Returns the Genkit indexer reference for `ai.index()`.

Supported indexer options:

- `operation?: 'upsert' | 'delete'`
- `ids?: Array`
- `batchSize?: number`

### `supabaseRetrieverRef(indexName)`

Returns the Genkit retriever reference for `ai.retrieve()`.

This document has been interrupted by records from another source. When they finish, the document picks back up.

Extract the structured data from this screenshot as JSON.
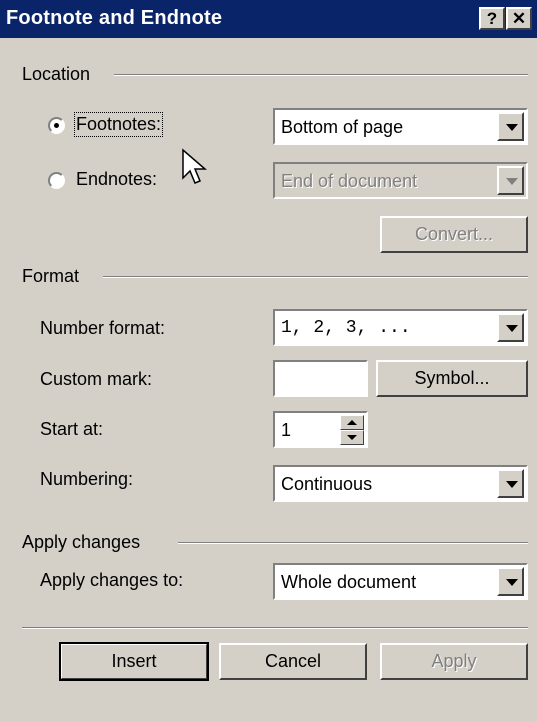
{
  "window": {
    "title": "Footnote and Endnote",
    "help_label": "?",
    "close_label": "✕"
  },
  "location": {
    "group_label": "Location",
    "footnotes": {
      "label": "Footnotes:",
      "selected": true,
      "position_value": "Bottom of page"
    },
    "endnotes": {
      "label": "Endnotes:",
      "selected": false,
      "position_value": "End of document"
    },
    "convert_label": "Convert..."
  },
  "format": {
    "group_label": "Format",
    "number_format_label": "Number format:",
    "number_format_value": "1, 2, 3, ...",
    "custom_mark_label": "Custom mark:",
    "custom_mark_value": "",
    "symbol_label": "Symbol...",
    "start_at_label": "Start at:",
    "start_at_value": "1",
    "numbering_label": "Numbering:",
    "numbering_value": "Continuous"
  },
  "apply_changes": {
    "group_label": "Apply changes",
    "apply_to_label": "Apply changes to:",
    "apply_to_value": "Whole document"
  },
  "buttons": {
    "insert": "Insert",
    "cancel": "Cancel",
    "apply": "Apply"
  }
}
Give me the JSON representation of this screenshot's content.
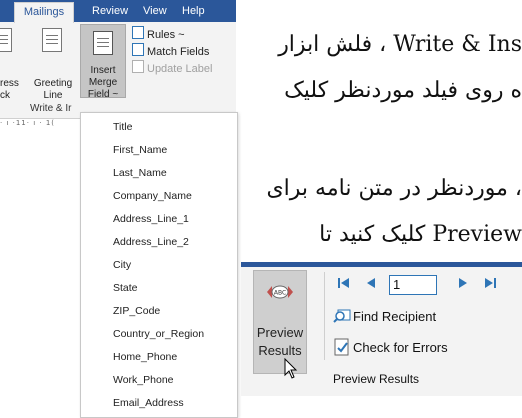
{
  "ribbon": {
    "tabs": [
      "Mailings",
      "Review",
      "View",
      "Help"
    ],
    "left_buttons": {
      "address_label": "ress",
      "address_label2": "ck",
      "greeting_label": "Greeting",
      "greeting_label2": "Line"
    },
    "insert_merge": {
      "label": "Insert Merge",
      "label2": "Field",
      "chevron": "~"
    },
    "rules": "Rules ~",
    "match_fields": "Match Fields",
    "update_labels": "Update Label",
    "group_label": "Write & Ir",
    "ruler": "· ı ·11· ı · 1("
  },
  "merge_fields": [
    "Title",
    "First_Name",
    "Last_Name",
    "Company_Name",
    "Address_Line_1",
    "Address_Line_2",
    "City",
    "State",
    "ZIP_Code",
    "Country_or_Region",
    "Home_Phone",
    "Work_Phone",
    "Email_Address"
  ],
  "text_lines": {
    "l1": "Write & Ins ، فلش ابزار",
    "l2": "ه روی فیلد موردنظر کلیک",
    "l3": "، موردنظر در متن نامه برای",
    "l4": "Preview کلیک کنید تا"
  },
  "preview": {
    "preview_label1": "Preview",
    "preview_label2": "Results",
    "record_number": "1",
    "find_recipient": "Find Recipient",
    "check_errors": "Check for Errors",
    "group_name": "Preview Results",
    "icons": [
      "first-record-icon",
      "previous-record-icon",
      "next-record-icon",
      "last-record-icon",
      "find-icon",
      "check-errors-icon",
      "abc-preview-icon"
    ]
  },
  "colors": {
    "ribbon_blue": "#2b579a",
    "accent": "#2e75b6",
    "ribbon_bg": "#f3f3f3"
  }
}
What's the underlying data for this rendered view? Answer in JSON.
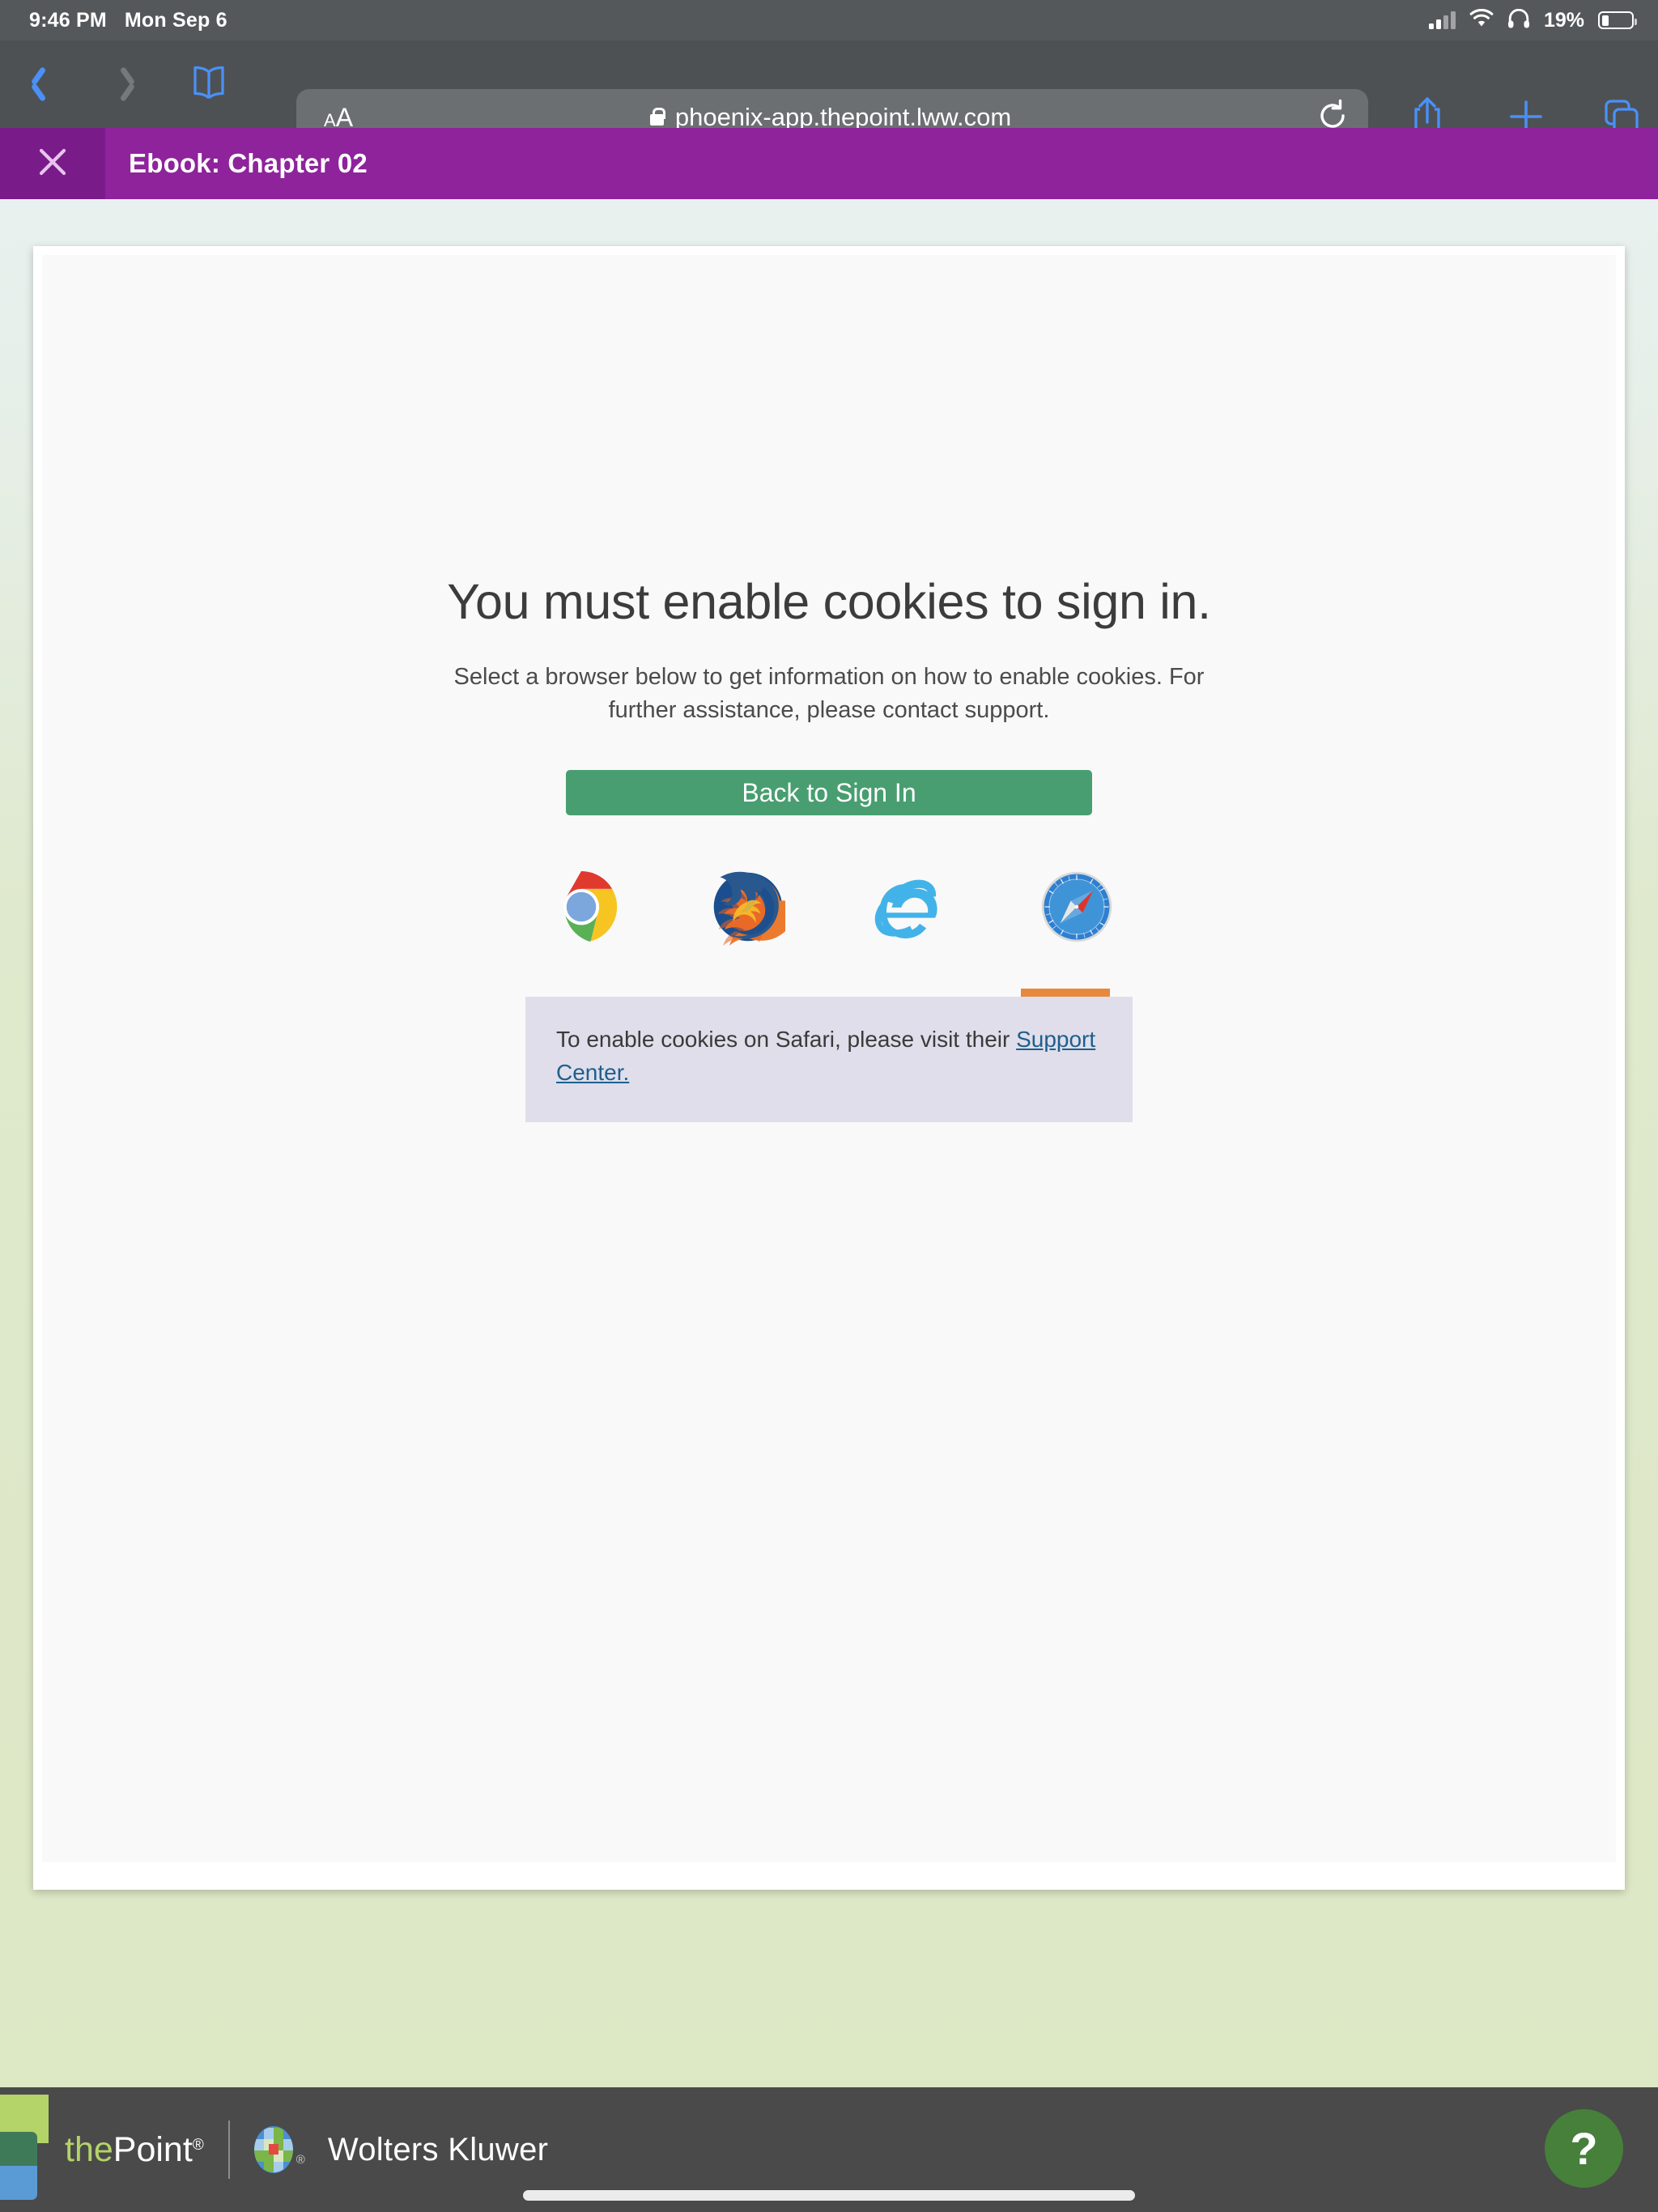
{
  "status_bar": {
    "time": "9:46 PM",
    "date": "Mon Sep 6",
    "battery_percent": "19%",
    "icons": [
      "cellular-signal-icon",
      "wifi-icon",
      "headphones-icon",
      "battery-icon"
    ]
  },
  "browser": {
    "back_icon": "chevron-left-icon",
    "forward_icon": "chevron-right-icon",
    "bookmarks_icon": "book-icon",
    "text_size_label_small": "A",
    "text_size_label_large": "A",
    "url": "phoenix-app.thepoint.lww.com",
    "lock_icon": "lock-icon",
    "reload_icon": "reload-icon",
    "share_icon": "share-icon",
    "new_tab_icon": "plus-icon",
    "tabs_icon": "tabs-icon"
  },
  "ebook_header": {
    "close_icon": "close-icon",
    "title": "Ebook: Chapter 02",
    "bar_color": "#8e239c",
    "close_bg_color": "#7a1b8a"
  },
  "main": {
    "heading": "You must enable cookies to sign in.",
    "subheading": "Select a browser below to get information on how to enable cookies. For further assistance, please contact support.",
    "primary_button": "Back to Sign In",
    "primary_button_color": "#489e70",
    "browsers": [
      {
        "name": "Chrome",
        "icon": "chrome-icon",
        "active": false
      },
      {
        "name": "Firefox",
        "icon": "firefox-icon",
        "active": false
      },
      {
        "name": "Internet Explorer",
        "icon": "internet-explorer-icon",
        "active": false
      },
      {
        "name": "Safari",
        "icon": "safari-icon",
        "active": true
      }
    ],
    "active_indicator_color": "#e8883c",
    "info_text_before_link": "To enable cookies on Safari, please visit their ",
    "info_link_text": "Support Center.",
    "info_panel_color": "#dfdeea"
  },
  "footer": {
    "the_point_the": "the",
    "the_point_point": "Point",
    "the_point_registered": "®",
    "wolters_kluwer": "Wolters Kluwer",
    "wolters_kluwer_registered": "®",
    "help_label": "?",
    "help_color": "#46803a",
    "bar_color": "#4a4a4a"
  }
}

Supported retriever options:

- `k?: number`
- `filter?: Record`

## Production Notes

- Use a service role key on trusted servers only. Do not expose it in browser bundles.
- Keep retrieval and indexing on the server side, especially when your table or RPC requires elevated database permissions.
- Make sure the RPC function lives in an exposed schema and that Row Level Security policies allow the operations you need.
- Keep your `embeddingDimension` aligned with the actual vector column dimension to catch mistakes before they hit Postgres.

## Repository Contents

- source: [`src/index.ts`](./src/index.ts)
- SQL: [`sql/001_create_rag_documents.sql`](./sql/001_create_rag_documents.sql), [`sql/002_match_rag_documents.sql`](./sql/002_match_rag_documents.sql)
- tests: [`test/config.test.ts`](./test/config.test.ts), [`test/mapping.test.ts`](./test/mapping.test.ts), [`test/filter.test.ts`](./test/filter.test.ts), [`test/store.test.ts`](./test/store.test.ts)

## License
See [`LICENSE`](./LICENSE) for the full terms.